BETHESDA, MD—Drug research that includes information about benefits and harms to specific types of patients would be a boon for rheumatologists frustrated with a limited number of expensive drugs plagued by myriad side effects and a dearth of data comparing how well they work in particular groups of patients.
That situation may be changing, thanks to recent action by the federal government and insurers. The most recent reauthorization of the Prescription Drug User Fee Act (PDUFA V) places greater emphasis on risk–benefit analysis, while the federal healthcare reform law funds comparative effectiveness research (CER). Meanwhile, insurers are increasingly using health technology assessment (HTA), which emphasizes attention to how drugs perform in certain patient subgroups, said speakers here at the DIA/FDA Statistics Forum 2013, held April 21–May 1.
At the conference, statistics experts from academia, government, and drug companies gave advice about designing better drug trials, improving measurement of interventions’ benefits and harms, and getting information about different types of patients in intended treatment populations.
Evaluating Benefit and Risk
PDUFA V helpfully stipulates that the Food and Drug Administration’s (FDA’s) assessment of drugs should include quantitative consideration, plus subjective qualitative weighing of evidence. But PDUFA V doesn’t specify a standard methodology for doing so, leaving it up to researchers to best conduct risk–benefit analyses and evaluate overall patient utility, said Scott Evans, PhD, senior research scientist Harvard School of Public Health in Boston.
Neither does PDUFA V address certain limitations of traditional analyses. Separating marginal analyses of benefits and harms, as researchers currently do, won’t distinguish between two important, different scenarios, he said. These are benefits occurring in the same patients that experience toxicity, and benefits occurring in different patients than those that experience toxicity. In the first case, the issue of weighing benefits and harms is important. In the second, subgroup identification and analysis is key. “To distinguish these two scenarios, within-patient analyses are needed, whereby efficacy and safety data are combined within-patient. Then results are summarized by intervention and compared. Such analyses are more consistent with the evaluation of individual patient care,” Dr. Evans explained.
He suggested that the association between benefits and harms and heterogeneity of effects be considered part of standard evaluation of drugs.

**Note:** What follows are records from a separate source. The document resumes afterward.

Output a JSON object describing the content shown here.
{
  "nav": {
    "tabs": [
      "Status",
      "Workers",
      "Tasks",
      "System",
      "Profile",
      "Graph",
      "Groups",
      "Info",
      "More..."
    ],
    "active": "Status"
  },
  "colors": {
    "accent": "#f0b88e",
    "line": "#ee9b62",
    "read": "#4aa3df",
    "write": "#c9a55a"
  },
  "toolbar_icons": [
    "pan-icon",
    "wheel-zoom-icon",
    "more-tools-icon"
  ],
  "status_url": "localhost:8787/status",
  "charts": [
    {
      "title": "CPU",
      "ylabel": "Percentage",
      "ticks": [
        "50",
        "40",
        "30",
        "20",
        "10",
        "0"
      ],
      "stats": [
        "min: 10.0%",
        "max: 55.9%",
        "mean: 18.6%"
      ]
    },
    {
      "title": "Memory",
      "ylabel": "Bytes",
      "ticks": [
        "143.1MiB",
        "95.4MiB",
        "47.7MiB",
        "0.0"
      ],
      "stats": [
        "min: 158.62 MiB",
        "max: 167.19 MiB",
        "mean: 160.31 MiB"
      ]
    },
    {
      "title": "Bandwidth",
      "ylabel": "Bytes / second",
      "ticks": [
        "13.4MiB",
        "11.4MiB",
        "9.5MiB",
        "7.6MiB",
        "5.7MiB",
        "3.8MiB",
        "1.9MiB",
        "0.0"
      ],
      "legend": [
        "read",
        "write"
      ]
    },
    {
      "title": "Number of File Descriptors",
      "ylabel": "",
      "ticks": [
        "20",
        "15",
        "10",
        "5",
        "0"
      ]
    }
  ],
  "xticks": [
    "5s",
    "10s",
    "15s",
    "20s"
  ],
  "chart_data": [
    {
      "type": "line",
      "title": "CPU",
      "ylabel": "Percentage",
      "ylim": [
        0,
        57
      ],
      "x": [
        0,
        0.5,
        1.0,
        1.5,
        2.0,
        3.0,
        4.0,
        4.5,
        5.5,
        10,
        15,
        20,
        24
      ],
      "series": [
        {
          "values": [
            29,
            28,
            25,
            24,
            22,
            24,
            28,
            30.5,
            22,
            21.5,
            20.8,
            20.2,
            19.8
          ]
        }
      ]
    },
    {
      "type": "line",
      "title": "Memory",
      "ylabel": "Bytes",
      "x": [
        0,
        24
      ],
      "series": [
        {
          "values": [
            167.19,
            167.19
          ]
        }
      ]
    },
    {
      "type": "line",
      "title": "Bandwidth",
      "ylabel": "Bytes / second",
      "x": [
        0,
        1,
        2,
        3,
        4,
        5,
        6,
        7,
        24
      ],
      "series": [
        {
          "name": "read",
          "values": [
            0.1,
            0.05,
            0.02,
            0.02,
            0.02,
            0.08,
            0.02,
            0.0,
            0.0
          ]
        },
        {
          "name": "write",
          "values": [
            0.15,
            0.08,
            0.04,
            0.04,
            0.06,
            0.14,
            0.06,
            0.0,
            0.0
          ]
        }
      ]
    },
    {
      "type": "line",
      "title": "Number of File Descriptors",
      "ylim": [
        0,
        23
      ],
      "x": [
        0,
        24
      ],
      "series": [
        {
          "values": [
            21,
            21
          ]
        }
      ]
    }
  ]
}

Such an approach may have yielded additional information from the BEST (Beta-Blocker Evaluation of Survival Trial) study. Results published in the New England Journal of Medicine (NEJM) in 2001 showed that bucindolol resulted in no significant overall survival benefit in a demographically diverse group of 2,708 patients with New York Heart Association class III and IV heart failure.1 Dr. Evans suggested a composite ordinal variable derived from several benefits and harms—such as hospitalizations and cardiac events—may provide a more complete characterization of disease burden and help to elucidate treatment effects.